Premièrement, notre décision de nous associer ou non à des personnes avec qui nous avons eu de forts différends, en raison d’un divorce ou d’une dispute à propos d’argent, de politique, ou de religion, est d’ordre personnel. Une cour de justice ne peut pas intervenir dans ce genre d’affaire, qui relève de la sphère privée et intime. Un tribunal peut obliger un mari divorcé à payer des allocations à son ex-femme mais ne pourra pas les obliger à continuer de se voir ou à rester amis.

Deuxièmement, je reviens sur l’objection selon laquelle les opposants ne veulent pas contraindre les Témoins de Jéhovah pratiquants à s’associer à d’anciens membres excommuniés – bien que dans certaines affaires, c’est précisément ce qu’ils demandent. Ils veulent simplement, nous dit-on, interdire l’enseignement du principe d’excommunication. En réalité, cette revendication pose un grave problème : personne ne peut mettre en doute que les Témoins de Jéhovah pratiquent l’excommunication telle qu’ils la comprennent d’après la Bible, et que chaque membre l’applique selon sa conscience religieuse. Il s’agit ainsi d’une pratique protégée par le droit à la liberté de culte.

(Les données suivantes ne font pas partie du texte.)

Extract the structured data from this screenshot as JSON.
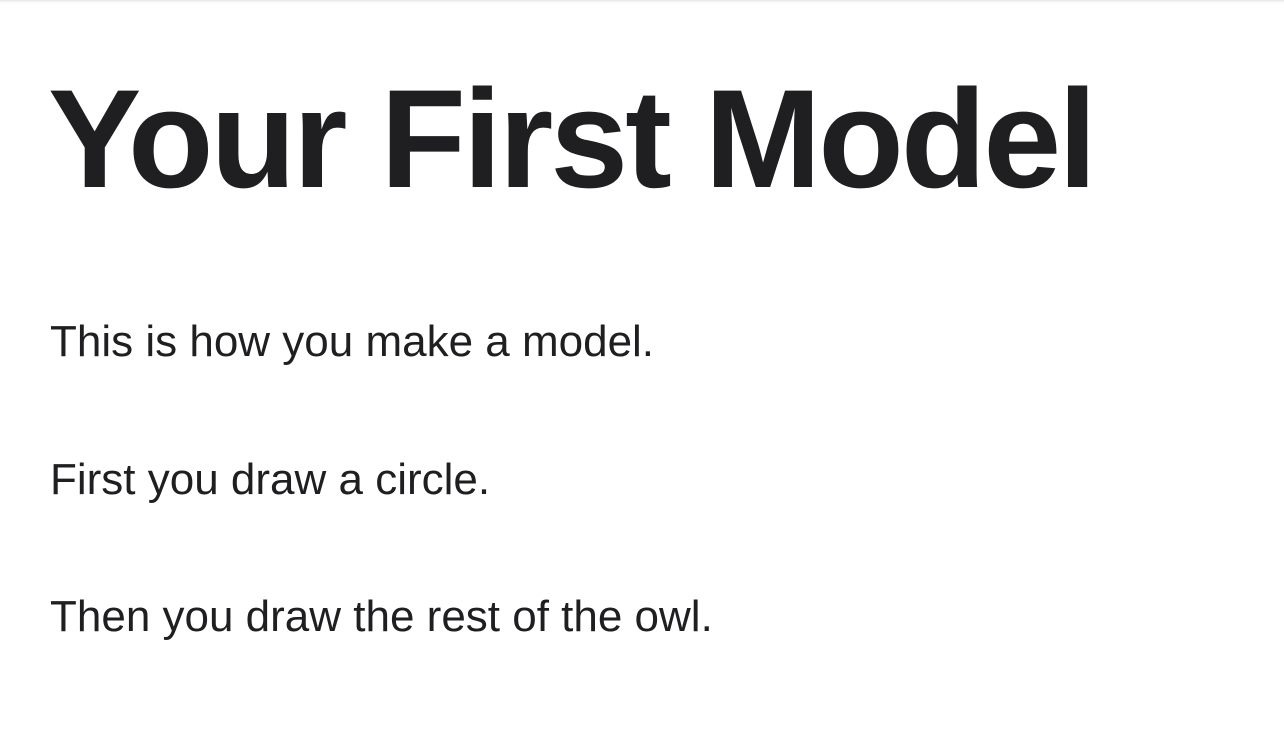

Le fait de cesser de fréquenter les ex-membres est un enseignement clair de la Bible. On retrouve cette idée chez les auteurs de 1 Corinthiens 5 :13 « Enlevez le mauvais du milieu de vous » et 5 :11 « et même, avec un tel homme, de ne point prendre de repas », et de 2 Jean 10-11 « Ne le recevez pas chez vous et abstenez-vous de le saluer. Celui qui le salue participe à ses œuvres mauvaises. » (Bible de Jérusalem). D’autres confessions chrétiennes enseignent peut-être que ces prescriptions étaient appropriées uniquement pour les circonstances sociales de l’époque et qu’elles sont aujourd’hui désuètes, mais ce n’est pas le point de vue des Témoins de Jéhovah. Il n’appartient pas aux cours de justice de trancher dans de tels débats théologiques, ni de déterminer quelle devrait être la « bonne » interprétation de la Bible.